HERRICK — The Herrick Village Board approved its annual rise in water and sewer rates in their monthly meeting on Thursday, Feb. 10.
Water service will be increasing by five percent, while sewer service is increasing by 80 percent. The decision was met with some reluctance.
The average bill for a family of four with 4,000 gallons of water usage is currently $65. With the increase of $5.85, that bill will now be nearly $71. The breakdown of that increase is $3.25 for water and $2.60 for sewer.
The fee to turn on water service after shutoff for nonpayment will also increase by $50 to $75.
Trustee Thomas Suey cast the lone dissenting vote.
Bill adjustment part of water rate hike discussion
Michelle Miller came before the council requesting adjustment of a bill she received for $1,987.26 for 176,000 gallons in usage.
Miller’s property has three buildings connected to a water line, with a massive leak going undetected underneath one of the structures. The lead was found while doing work on her fence.
Maintenance supervisor Colton Heiserman concurred, describing what was frozen water in her yard.
The issue was brought up further when they had to consider what to charge.
$600 was discounted due to no water disposal into the sewer. The council would opt to charge the amount for the village to develop the water. That amount was $520, with arrangements to be worked out between the village and Miller.
Hesitation in approving rate hikes
Trustees Suey, Tom Moll, and Tashina Calame each expressed hesitation in approving the rate hikes. They each noted that there was no increase in the rates last fiscal year.
Village president Debbie Allen would steadfastly affirm the necessity of the rate hikes.
“It’s our only income,” stated Allen.
More discussion about the increase of the turnon fee after shut off for nonpayment. On a monthly basis, there are consistently ten people who don’t pay their bills. It was noted that most of them forget.
“Many consumers have an automatic deduction from a financial source,” noted trustee Josh Smith.
Policy on bill forgiveness for excessive water leaks
Further discussion on the incidence of excessive water leaks. Usually, forgiveness is only allowed once every three years. The forgiveness in the Miller case was a special case, despite having gotten a bill forgiven last year. The exception was due to the extraordinary volume of water loss in the leak.
Sewer adjustments on leaks will be considered when apparent, visible, and no water enters the sewer system. Heiserman and assistant Larry Beck will make the decision after taking photos and submitting them to water clerk Marilyn Bruns.
Bruns stated that the cost determination is based on four months of usage from the same period of the previous year. The cost is divided by five in the adjustment.

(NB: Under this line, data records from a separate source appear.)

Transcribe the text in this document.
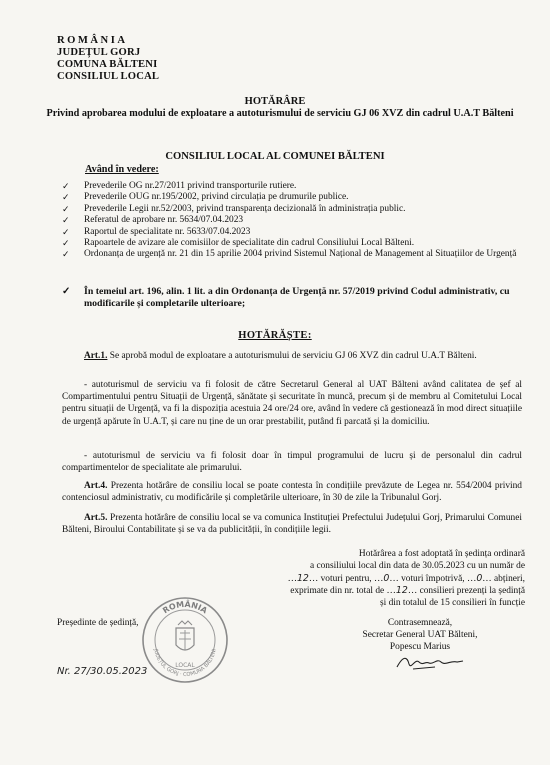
ROMÂNIA
JUDEȚUL GORJ
COMUNA BĂLTENI
CONSILIUL LOCAL
HOTĂRÂRE
Privind aprobarea modului de exploatare a autoturismului de serviciu GJ 06 XVZ din cadrul U.A.T Bălteni
CONSILIUL LOCAL AL COMUNEI BĂLTENI
Având în vedere:

✓ Prevederile OG nr.27/2011 privind transporturile rutiere.

✓ Prevederile OUG nr.195/2002, privind circulația pe drumurile publice.

✓ Prevederile Legii nr.52/2003, privind transparența decizională în administrația public.

✓ Referatul de aprobare nr. 5634/07.04.2023

✓ Raportul de specialitate nr. 5633/07.04.2023

✓ Rapoartele de avizare ale comisiilor de specialitate din cadrul Consiliului Local Bălteni.

✓ Ordonanța de urgență nr. 21 din 15 aprilie 2004 privind Sistemul Național de Management al Situațiilor de Urgență

✓	În temeiul art. 196, alin. 1 lit. a din Ordonanța de Urgență nr. 57/2019 privind Codul administrativ, cu modificarile și completarile ulterioare;
HOTĂRĂȘTE:
Art.1. Se aprobă modul de exploatare a autoturismului de serviciu GJ 06 XVZ din cadrul U.A.T Bălteni.
- autoturismul de serviciu va fi folosit de către Secretarul General al UAT Bălteni având calitatea de șef al Compartimentului pentru Situații de Urgență, sănătate și securitate în muncă, precum și de membru al Comitetului Local pentru situații de Urgență, va fi la dispoziția acestuia 24 ore/24 ore, având în vedere că gestionează în mod direct situațiile de urgență apărute în U.A.T, și care nu ține de un orar prestabilit, putând fi parcată și la domiciliu.
- autoturismul de serviciu va fi folosit doar în timpul programului de lucru și de personalul din cadrul compartimentelor de specialitate ale primarului.
Art.4. Prezenta hotărâre de consiliu local se poate contesta în condițiile prevăzute de Legea nr. 554/2004 privind contenciosul administrativ, cu modificările și completările ulterioare, în 30 de zile la Tribunalul Gorj.
Art.5. Prezenta hotărâre de consiliu local se va comunica Instituției Prefectului Județului Gorj, Primarului Comunei Bălteni, Biroului Contabilitate și se va da publicității, în condițiile legii.
Hotărârea a fost adoptată în ședința ordinară
a consiliului local din data de 30.05.2023 cu un număr de
…12… voturi pentru, …0… voturi împotrivă, …0… abțineri,
exprimate din nr. total de …12… consilieri prezenți la ședință
și din totalul de 15 consilieri în funcție
Președinte de ședință,
Nr. 27/30.05.2023
Contrasemnează,
Secretar General UAT Bălteni,
Popescu Marius
ROMÂNIA
JUDEȚUL GORJ · COMUNA BĂLTENI
LOCAL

Ordinance enforcement in Herrick
Suey talked about the difficulty of enforcing rules and regulations in the village. Trustee Calame is currently the enforcement officer, and she responded that some offenders blatantly ignore letters of violation.
No letters were sent out since last fall. This is due to the Shelby County court halting all kinds of cases, except criminal and traffic.
Suey would like to have a neutral person take over enforcement duties instead of village officials. That consideration will be pursued.
Board balks at a low insurance settlement offer
Allen reported on an unsuccessful dealing with a Progressive agent regarding a vehicle that struck and knocked out the town water system’s H-frame late last year.
The repair bill is $17,021, but Progressive offered what Allen considered a raw deal.
“[It was a] pittance of $5,000,” stated Allen.
Allen contacted village attorney Steve Mahrt on the matter, and a recovery offer came in at $11,472.95. The village will have to cover the remaining cost of $5,500.
Mahrt noted that if the matter was taken to court, his fee would have to be deducted from the settlement. Court costs would be their damage if they lost in court.
Under state law, claim depreciation is allowed, resulting in Progressive’s initially low offer.
The board agreed to accept the offer, paying the remaining amount from four funds.
Request for payment
Crawford Engineering submitted a $120,000 invoice for services provided during the past six to seven years. However, the amount is associated with the pending water project in the village.
Engineer William Lytle said the entire amount will be reimbursed by USDA Rural Development. When the closing of the loan takes place, the money will be released before construction begins. He mentioned that expenses incurred by the village relating to the project will be reimbursed.
Clerk-treasurer Michelle Shelite was not present at the meeting. Therefore, the matter was tabled until the March meeting due to no availability of financial information.
Closure of Davis Park in rural Herrick
Allen announced that Davis Park in rural Herrick has been closed by lockdown. Recently, a vehicle or vehicles cut deep ruts in the grounds, causing considerable damage. It will take plenty of work to restore the site.
Other meeting notes
After a brief executive session, an hourly raise to $14 was granted for Bruns.
The other topic during the executive session involved discussion on closed session minutes review of the past year. Those minutes will remain closed to the public.
The cook shack at Carroll Park has two major items needing removal: a weighty iron stove and a grill. They are no longer needed for the operation of the building. The Park Committee will be asked for permission to remove the items.
Millie Meyerholz is a freelance journalist with many decades of journalistic experience.